Heute vor 80 Jahren hat die Rote Armee das letzte Konzentrationslager Auschwitz befreit. Allein dort starben mehr als 1,1 Millionen Menschen. Insgesamt ermordeten die Nationalsozialisten mehr als sieben Millionen Menschen. Auschwitz wurde zum Synonym für den Holocaust.
Eine neue Umfrage sagt aber: Jeder zehnte Mensch in Deutschland unter 30 weiß gar nicht, was das war. Viele Jugendliche und junge Menschen wissen auch nicht, ob ihre Vorfahren – die Opas oder Ur-Opas etwa – bei den Nazis waren, zu deren Opfern gehörten oder etwa im Widerstand aktiv waren.
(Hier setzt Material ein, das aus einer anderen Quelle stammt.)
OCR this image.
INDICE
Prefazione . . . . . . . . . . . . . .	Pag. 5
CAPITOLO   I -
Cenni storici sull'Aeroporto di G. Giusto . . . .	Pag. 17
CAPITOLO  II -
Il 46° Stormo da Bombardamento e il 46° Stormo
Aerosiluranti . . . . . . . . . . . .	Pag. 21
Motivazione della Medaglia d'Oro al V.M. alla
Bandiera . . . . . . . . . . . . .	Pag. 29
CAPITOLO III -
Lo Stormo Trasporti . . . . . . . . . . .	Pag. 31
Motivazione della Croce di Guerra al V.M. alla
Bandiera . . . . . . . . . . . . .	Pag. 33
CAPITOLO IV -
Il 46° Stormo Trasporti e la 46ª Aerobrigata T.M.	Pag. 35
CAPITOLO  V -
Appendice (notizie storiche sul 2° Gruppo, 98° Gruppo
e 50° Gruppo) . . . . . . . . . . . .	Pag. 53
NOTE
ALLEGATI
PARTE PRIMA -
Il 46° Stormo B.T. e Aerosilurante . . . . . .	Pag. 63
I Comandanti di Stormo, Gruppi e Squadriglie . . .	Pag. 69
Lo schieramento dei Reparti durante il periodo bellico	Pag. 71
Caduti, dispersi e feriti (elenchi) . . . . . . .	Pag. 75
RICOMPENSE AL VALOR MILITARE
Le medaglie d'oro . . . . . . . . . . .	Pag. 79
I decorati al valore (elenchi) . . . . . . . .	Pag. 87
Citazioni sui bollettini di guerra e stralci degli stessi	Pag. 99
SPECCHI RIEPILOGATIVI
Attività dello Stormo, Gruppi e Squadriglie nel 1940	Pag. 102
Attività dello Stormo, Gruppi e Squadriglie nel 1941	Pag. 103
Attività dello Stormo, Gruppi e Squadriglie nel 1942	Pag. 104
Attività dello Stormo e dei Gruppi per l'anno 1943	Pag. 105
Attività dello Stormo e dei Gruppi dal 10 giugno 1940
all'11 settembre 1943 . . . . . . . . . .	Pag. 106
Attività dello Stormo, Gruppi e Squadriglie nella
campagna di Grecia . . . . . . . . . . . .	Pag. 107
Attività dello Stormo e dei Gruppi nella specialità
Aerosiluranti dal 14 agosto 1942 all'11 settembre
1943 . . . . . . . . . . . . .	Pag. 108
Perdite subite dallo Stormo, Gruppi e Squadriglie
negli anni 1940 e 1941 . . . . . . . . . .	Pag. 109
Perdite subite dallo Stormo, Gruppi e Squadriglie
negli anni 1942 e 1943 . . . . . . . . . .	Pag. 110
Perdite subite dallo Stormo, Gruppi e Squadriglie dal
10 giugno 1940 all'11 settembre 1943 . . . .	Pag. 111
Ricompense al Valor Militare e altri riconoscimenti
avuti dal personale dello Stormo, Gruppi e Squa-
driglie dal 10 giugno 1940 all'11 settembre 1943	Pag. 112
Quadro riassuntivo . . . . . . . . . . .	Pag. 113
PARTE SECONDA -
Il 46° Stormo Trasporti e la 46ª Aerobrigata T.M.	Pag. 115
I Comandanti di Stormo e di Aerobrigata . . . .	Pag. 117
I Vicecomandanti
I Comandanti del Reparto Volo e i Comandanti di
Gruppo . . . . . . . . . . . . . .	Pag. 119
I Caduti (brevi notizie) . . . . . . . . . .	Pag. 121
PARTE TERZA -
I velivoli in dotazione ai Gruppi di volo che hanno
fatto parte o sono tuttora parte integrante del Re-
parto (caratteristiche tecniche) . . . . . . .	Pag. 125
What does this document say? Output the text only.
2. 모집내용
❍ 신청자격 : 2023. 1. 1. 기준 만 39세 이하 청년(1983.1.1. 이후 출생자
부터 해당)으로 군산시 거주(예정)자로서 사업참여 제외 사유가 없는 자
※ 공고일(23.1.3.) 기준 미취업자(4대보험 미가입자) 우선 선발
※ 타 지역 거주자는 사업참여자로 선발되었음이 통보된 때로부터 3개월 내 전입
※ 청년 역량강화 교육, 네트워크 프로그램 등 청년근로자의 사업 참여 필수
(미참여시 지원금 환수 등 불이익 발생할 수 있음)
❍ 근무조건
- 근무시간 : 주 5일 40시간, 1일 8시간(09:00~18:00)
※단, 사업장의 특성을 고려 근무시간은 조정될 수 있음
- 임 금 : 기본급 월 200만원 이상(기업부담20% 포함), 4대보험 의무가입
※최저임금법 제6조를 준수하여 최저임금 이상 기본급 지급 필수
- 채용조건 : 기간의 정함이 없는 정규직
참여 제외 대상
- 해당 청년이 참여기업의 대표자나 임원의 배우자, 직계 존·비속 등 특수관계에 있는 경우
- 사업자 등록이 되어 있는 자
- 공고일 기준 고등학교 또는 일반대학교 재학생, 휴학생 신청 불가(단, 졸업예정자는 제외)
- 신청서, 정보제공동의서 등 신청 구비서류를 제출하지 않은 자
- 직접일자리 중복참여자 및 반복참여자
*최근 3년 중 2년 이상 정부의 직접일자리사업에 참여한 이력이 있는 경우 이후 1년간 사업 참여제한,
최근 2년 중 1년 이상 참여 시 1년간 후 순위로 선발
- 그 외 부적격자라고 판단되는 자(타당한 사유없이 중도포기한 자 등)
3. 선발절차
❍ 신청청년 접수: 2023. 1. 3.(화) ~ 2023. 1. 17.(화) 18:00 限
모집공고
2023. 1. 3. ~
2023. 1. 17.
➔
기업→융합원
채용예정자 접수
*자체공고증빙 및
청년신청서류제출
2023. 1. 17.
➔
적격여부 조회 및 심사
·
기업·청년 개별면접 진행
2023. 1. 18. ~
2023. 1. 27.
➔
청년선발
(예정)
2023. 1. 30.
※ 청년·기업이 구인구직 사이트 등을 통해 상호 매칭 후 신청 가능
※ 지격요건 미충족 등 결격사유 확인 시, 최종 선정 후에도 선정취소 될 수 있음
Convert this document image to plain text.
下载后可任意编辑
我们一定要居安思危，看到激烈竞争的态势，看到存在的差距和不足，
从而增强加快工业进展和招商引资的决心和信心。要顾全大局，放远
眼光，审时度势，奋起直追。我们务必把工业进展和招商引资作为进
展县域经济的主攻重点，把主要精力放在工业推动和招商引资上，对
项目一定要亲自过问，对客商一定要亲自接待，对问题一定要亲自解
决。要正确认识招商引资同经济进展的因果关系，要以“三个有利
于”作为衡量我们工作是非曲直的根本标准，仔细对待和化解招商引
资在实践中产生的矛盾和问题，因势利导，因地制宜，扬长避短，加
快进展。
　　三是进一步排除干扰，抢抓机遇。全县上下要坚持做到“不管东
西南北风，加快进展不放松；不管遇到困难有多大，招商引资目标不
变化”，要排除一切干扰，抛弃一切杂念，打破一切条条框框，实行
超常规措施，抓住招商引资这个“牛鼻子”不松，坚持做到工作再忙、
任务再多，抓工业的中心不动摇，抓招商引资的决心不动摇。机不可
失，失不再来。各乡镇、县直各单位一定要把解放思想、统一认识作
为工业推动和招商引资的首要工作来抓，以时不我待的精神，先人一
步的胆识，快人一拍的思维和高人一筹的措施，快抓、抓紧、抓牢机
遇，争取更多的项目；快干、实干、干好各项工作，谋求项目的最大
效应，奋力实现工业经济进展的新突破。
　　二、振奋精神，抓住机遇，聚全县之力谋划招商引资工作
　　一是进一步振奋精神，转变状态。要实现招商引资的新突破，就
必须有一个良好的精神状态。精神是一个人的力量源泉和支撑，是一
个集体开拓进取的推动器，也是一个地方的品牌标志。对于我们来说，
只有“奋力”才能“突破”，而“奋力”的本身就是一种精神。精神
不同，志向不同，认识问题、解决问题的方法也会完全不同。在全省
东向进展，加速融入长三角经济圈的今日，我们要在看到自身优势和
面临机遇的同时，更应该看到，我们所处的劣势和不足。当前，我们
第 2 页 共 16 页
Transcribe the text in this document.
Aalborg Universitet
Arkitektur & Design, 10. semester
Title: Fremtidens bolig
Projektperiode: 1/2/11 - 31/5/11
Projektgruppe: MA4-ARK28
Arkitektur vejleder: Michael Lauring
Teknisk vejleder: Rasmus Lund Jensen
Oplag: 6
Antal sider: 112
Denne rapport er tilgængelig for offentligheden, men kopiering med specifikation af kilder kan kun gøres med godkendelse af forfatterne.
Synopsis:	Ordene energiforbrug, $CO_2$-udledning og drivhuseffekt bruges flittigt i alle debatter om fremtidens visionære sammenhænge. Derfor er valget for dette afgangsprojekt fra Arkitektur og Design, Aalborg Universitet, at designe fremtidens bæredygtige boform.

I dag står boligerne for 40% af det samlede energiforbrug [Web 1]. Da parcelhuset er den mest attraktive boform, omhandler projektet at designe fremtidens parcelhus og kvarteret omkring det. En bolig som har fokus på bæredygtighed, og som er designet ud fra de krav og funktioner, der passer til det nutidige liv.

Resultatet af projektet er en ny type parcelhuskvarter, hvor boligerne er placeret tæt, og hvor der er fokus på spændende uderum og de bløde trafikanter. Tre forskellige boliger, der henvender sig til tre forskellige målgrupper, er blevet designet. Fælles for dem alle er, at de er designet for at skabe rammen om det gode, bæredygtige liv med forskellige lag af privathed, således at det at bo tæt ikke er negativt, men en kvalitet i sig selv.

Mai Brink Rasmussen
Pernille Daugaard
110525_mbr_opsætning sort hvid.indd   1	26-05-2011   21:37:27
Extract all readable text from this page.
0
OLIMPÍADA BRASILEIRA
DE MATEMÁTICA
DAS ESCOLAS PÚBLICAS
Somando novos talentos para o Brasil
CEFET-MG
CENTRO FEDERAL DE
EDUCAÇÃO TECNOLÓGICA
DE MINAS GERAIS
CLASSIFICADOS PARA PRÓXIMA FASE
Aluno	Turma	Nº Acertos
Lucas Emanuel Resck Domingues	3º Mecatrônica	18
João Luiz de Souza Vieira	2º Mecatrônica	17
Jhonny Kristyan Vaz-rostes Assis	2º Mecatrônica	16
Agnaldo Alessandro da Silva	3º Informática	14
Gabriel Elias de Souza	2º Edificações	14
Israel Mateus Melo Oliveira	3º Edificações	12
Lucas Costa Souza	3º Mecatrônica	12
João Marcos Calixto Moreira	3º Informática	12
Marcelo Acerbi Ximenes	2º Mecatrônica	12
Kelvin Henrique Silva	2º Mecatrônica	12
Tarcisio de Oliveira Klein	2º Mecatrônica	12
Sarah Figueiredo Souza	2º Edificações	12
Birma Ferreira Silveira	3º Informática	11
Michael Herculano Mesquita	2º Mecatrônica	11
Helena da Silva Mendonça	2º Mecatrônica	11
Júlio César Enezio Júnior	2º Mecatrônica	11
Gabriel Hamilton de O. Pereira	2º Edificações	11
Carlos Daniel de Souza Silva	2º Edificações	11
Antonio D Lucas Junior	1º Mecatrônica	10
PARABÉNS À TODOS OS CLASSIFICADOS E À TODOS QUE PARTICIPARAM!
Die Suche nach Vorfahren gleicht oft der Suche nach der Nadel in einem Heuhaufen. Wo also anfangen und wie vorgehen? Wir haben mehrere Möglichkeiten zusammengestellt:
- Familie: Zu Beginn der Recherche solltet ihr euch in der eigenen Familie umhören. "Alte Fotoalben können erste Hinweise über diese Menschen geben, und auch betagte Familienmitglieder können oft noch etwas zu ihnen sagen", sagt Ahnenforscher Christian Hoske.
Wenn euer (Ur-)Opa noch lebt, ist es natürlich am besten, ihn direkt zu fragen. Aber: Seid dabei behutsam. Es könnte seelische Wunden aufreißen.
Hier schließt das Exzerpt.